The Leftism is exposed in you, Likudniks and American conservatives, when you so callously shrug your shoulders as your bombs drop onto innocent civilians who didn’t have a thing to do with any homemade rockets launched from that land that is really just a concentration camp for non-Jews, complete with barbwire, concrete fences, armed watchtowers, spies, checkpoints, etc. You are not defending anything; you are stamping out that which stands in the way of your sub-celestial paradise. A paradise that can be developed into magnificent beach-front property once those pesky Arabs have been removed and a healthy injection of U.S dollars starts to flood in. On the contrary, it is the Palestinians who are standing for their people, their ancestors, and their land, which was stolen from them. They are the Right in this equation, you, the Left.
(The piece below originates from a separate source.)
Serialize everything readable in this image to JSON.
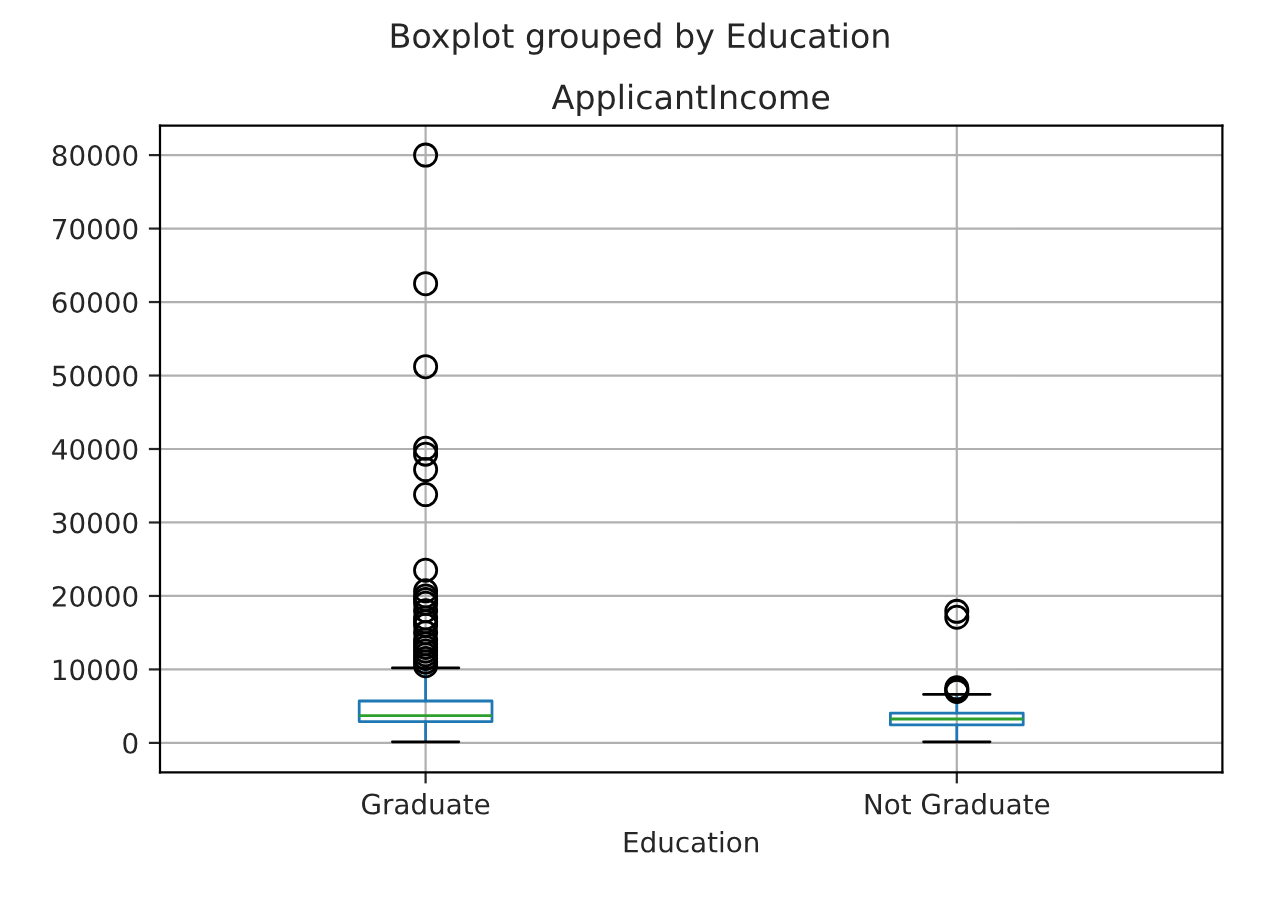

Beware, too, those of you on the New Right. How many of you wish to employ the crushing power of the State in order to impose your version of Heaven? Consider an alternative. Construct a world where those who have lived the life of the hero are forever heard. At this very moment Leftists are rewriting the voices of your heroes while you did – what? – expanded your iTunes library? Redecorated your home? Spent countless hours commenting on your friends uploaded Halloween photos? That’s what I’ve been doing. When we allow meaningless comfort and trivia to get in the way of ensuring ourselves or our possible offspring, real life, we too become the Left.

The desire to expose the seductive pull of the Left’s soulless egalitarianism is what calls us to the Right. Conquering that Hellish impulse within ourselves is what may ultimately unite us. None of this is possible without also listening to the voices of our dead.